Fantasy companies defend embattled industry
BOSTON >> Daily fantasy sports companies say their industry remains viable despite a rocky start to 2016.
The industry’s top companies, Draft Kings and Fan Duel, are on the defensive after taking hits to their businesses in recent weeks as scrutiny by state policymakers across the country continues to intensify.
This week, it was disclosed that ESPN and Draft-Kings ended an exclusive advertising deal and Fan-Duel confirmed Wednesday it had laid off 55 workers in its Orlando, Florida office.
ESPN and Draft Kings declined to comment on the end of their partnership, which was announced last June and made Draft Kings the network’s official daily fantasy sports offering. But Draft Kings spokeswoman Sabrina Macias says the company isn’t retrenching.
“Our business position is strong and we have no intention to scale back any operations,” she said, pointing to the company’s official launch in the United Kingdom last week. “We’re continuing to innovate and learn.”
Fan Duel, meanwhile, said the layoffs are concentrated in the Florida office’s research and development division, which is being shuttered. The job cuts do not impact the rest of the office, which includes an expanding customer service operation, the company said.
Fan Duel CEO Nigel Eccles, in a brief call with The Associated Press, said the company, which has over 400 employees, is focused on making progress on the legislative front.

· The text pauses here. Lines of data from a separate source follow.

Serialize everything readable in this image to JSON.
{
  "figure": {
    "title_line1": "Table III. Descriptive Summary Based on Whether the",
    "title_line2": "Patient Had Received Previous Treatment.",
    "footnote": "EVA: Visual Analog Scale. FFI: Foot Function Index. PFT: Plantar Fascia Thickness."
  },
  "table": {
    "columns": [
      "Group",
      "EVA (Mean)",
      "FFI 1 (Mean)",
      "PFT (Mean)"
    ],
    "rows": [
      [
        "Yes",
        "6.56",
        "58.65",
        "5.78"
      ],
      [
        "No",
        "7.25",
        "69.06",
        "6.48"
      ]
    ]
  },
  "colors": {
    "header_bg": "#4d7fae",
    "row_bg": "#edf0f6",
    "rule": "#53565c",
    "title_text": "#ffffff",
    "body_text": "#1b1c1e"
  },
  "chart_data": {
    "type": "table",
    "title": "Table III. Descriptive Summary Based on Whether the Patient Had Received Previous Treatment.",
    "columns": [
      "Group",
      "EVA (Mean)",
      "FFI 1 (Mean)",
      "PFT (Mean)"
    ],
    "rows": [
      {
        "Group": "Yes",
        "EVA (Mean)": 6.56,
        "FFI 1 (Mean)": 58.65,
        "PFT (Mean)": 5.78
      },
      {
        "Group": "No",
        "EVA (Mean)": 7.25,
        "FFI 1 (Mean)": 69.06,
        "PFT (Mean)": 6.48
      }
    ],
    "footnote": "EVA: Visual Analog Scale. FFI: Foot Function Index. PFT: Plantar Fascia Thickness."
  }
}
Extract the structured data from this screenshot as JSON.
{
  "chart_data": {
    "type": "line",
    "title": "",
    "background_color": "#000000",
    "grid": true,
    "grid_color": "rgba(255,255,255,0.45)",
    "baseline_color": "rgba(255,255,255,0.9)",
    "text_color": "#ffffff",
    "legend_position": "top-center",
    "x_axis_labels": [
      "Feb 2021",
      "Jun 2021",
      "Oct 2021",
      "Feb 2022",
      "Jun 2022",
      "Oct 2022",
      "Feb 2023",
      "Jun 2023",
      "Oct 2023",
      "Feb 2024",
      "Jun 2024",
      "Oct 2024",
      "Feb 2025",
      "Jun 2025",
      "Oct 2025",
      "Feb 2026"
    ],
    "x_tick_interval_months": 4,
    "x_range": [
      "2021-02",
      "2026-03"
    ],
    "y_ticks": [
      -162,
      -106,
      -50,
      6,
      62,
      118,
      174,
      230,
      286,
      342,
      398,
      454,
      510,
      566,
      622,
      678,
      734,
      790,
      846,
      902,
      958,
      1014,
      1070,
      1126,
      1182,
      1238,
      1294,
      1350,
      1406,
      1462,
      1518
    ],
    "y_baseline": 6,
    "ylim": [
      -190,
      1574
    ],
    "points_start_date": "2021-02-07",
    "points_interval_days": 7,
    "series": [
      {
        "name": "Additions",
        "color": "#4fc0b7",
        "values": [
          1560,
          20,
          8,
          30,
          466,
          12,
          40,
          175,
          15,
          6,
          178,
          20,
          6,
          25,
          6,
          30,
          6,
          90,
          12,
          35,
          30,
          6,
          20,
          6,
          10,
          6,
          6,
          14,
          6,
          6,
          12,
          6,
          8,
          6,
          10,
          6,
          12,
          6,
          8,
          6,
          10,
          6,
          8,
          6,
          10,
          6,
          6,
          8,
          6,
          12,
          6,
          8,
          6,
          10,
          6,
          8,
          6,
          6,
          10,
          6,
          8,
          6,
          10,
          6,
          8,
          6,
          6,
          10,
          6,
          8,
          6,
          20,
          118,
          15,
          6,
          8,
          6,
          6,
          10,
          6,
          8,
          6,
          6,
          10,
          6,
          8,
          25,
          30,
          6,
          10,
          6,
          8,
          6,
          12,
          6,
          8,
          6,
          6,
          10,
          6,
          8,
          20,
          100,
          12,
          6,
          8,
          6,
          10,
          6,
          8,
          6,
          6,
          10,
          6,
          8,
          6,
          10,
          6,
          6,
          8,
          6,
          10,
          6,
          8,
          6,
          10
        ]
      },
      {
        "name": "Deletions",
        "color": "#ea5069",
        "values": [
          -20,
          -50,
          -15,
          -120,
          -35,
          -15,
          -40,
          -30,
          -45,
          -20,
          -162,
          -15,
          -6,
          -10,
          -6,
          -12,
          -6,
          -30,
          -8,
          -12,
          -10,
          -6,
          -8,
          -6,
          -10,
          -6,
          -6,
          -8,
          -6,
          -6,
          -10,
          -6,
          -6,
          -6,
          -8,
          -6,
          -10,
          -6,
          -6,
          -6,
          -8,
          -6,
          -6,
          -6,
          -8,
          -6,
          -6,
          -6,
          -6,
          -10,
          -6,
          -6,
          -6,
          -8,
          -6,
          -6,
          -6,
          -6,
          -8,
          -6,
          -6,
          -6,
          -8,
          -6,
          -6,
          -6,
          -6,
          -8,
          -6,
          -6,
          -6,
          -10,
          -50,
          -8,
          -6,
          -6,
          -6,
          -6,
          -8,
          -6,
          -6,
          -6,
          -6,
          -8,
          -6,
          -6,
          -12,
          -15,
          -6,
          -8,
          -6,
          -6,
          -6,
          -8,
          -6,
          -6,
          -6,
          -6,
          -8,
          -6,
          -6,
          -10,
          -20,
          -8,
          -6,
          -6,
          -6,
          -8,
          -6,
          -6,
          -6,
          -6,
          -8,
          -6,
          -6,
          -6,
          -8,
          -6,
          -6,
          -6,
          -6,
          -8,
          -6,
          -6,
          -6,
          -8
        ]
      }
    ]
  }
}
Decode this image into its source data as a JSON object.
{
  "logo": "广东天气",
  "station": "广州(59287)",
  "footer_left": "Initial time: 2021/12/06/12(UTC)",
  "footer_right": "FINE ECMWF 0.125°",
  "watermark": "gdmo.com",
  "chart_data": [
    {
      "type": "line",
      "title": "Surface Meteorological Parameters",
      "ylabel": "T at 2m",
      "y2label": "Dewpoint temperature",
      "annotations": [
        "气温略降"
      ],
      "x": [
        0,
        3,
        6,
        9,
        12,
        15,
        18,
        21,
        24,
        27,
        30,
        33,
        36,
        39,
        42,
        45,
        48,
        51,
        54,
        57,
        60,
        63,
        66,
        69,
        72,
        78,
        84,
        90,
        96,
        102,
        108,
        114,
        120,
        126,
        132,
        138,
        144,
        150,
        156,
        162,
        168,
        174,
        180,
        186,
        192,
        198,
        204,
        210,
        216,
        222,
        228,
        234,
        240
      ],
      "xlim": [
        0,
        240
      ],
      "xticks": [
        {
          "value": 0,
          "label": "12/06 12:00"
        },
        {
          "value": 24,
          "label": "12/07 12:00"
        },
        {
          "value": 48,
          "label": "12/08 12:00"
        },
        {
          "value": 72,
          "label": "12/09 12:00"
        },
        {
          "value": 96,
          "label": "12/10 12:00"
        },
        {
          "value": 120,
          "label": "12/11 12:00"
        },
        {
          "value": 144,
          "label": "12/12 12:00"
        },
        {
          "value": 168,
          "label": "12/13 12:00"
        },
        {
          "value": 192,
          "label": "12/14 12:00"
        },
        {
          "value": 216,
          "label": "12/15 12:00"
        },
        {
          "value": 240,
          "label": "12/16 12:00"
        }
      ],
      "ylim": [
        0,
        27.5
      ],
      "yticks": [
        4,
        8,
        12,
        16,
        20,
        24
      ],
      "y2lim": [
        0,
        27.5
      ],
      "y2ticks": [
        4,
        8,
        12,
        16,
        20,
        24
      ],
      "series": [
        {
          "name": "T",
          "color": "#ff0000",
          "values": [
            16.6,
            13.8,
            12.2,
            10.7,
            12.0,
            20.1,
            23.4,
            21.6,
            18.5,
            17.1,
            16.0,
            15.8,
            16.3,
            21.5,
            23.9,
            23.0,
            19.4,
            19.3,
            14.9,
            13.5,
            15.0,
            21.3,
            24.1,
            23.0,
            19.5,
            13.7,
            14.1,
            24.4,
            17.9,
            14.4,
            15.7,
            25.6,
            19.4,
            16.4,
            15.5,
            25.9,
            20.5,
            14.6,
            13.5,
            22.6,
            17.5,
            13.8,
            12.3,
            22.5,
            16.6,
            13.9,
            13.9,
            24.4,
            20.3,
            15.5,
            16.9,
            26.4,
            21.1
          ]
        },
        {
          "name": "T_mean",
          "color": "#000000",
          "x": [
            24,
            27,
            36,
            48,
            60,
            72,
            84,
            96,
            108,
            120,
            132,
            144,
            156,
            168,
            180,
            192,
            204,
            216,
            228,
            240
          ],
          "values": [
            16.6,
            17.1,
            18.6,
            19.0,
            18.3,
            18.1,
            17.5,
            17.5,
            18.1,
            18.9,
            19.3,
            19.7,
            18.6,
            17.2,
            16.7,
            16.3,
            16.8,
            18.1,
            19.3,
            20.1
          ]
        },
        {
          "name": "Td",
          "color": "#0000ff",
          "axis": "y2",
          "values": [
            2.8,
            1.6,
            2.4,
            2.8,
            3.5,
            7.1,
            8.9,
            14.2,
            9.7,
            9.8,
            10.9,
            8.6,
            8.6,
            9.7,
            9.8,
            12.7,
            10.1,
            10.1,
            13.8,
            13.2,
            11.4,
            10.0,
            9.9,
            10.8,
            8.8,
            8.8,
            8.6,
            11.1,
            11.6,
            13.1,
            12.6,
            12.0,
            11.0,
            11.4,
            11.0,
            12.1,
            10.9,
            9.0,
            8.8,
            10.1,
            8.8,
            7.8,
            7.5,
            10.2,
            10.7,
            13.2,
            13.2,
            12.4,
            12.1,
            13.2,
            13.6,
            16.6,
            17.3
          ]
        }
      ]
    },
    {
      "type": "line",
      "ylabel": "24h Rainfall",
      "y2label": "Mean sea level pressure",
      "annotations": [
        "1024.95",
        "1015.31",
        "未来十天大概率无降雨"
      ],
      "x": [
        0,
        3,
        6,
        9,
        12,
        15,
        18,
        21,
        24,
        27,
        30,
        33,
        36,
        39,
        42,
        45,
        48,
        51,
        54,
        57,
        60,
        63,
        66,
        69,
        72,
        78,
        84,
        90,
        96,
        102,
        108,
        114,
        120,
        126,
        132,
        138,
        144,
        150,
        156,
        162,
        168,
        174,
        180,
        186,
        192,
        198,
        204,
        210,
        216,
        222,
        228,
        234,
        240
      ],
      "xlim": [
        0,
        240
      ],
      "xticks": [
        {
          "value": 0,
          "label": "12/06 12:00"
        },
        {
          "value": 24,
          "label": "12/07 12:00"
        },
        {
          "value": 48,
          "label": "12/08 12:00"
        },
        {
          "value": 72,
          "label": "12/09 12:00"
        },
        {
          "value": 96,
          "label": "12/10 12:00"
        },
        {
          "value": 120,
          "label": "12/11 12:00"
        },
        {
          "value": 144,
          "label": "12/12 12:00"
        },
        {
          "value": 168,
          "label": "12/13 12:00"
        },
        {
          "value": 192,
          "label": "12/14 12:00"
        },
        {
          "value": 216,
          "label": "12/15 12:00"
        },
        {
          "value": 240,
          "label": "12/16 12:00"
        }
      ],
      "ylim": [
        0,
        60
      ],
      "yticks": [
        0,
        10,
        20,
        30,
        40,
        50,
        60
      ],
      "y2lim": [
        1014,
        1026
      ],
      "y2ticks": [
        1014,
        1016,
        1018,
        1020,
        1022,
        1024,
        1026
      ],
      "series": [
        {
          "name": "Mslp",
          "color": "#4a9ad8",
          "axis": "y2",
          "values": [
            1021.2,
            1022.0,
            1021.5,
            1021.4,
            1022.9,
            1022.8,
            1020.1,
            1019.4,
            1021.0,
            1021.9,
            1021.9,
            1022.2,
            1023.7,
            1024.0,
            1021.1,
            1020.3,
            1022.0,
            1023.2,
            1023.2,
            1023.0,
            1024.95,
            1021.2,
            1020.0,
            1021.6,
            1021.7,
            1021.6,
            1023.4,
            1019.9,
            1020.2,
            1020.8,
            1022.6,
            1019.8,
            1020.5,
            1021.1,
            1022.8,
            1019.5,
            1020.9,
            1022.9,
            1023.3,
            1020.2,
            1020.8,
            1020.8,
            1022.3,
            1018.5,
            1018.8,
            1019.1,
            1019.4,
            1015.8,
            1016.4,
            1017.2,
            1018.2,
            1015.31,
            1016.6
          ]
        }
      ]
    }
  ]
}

“What you’re seeing is an industry that’s very quickly going from an unregulated state to a regulated state,” he said. “Whenever you have that, there’s going to be turmoil.”
Macias, of Draft Kings, which has more than 350 workers, also downplayed the recent developments, highlighting instead the industry’s state- by- state efforts to secure legislation that would keep its games legal but regulated.
Nineteen states currently are considering bills to regulate the industry, inwhich players compete online for cash prizes by picking teams of real life athletes and racking up “fantasy” points based on how they perform. Another 14 states are expected to weigh legislation before the year is over, she said.
Of those with bills in play, California and Indiana have seen proposals clear at least one chamber of their legislature. Bills also have advanced out of legislative committees and are poised for consideration by the full chamber in Indiana, Virginia, Florida and Nebraska, Macias said.
“A couple of setbacks here and there do not necessarily reflect the larger picture,” she said. “There’s progress both on the legislative front and from the consumer protection perspective.” Some industry watchers aren’t convinced.
Daniel Wallach, a Florida lawyer who specializes in gambling and sports law, says recent developments may point to a slow unravelling of the daily fantasy sports genre.
“In some respects, this seems like death by a thousand cuts,” he said.
Media conglomerate 21st Century Fox said in a Securities and Exchange Commission filing on Monday that it was marking down the value of its $160 million investment in DRAFTKINGS by about 60 percent.
Last month, Vantiv, a payment processing company, said it would stop serving daily fantasy sports companies by the end of this month.
And banking giants Citigroup and Bank of America are blocking their New York customers fromplaying the contests because the attorney general in that state is seeking to shut down the industry.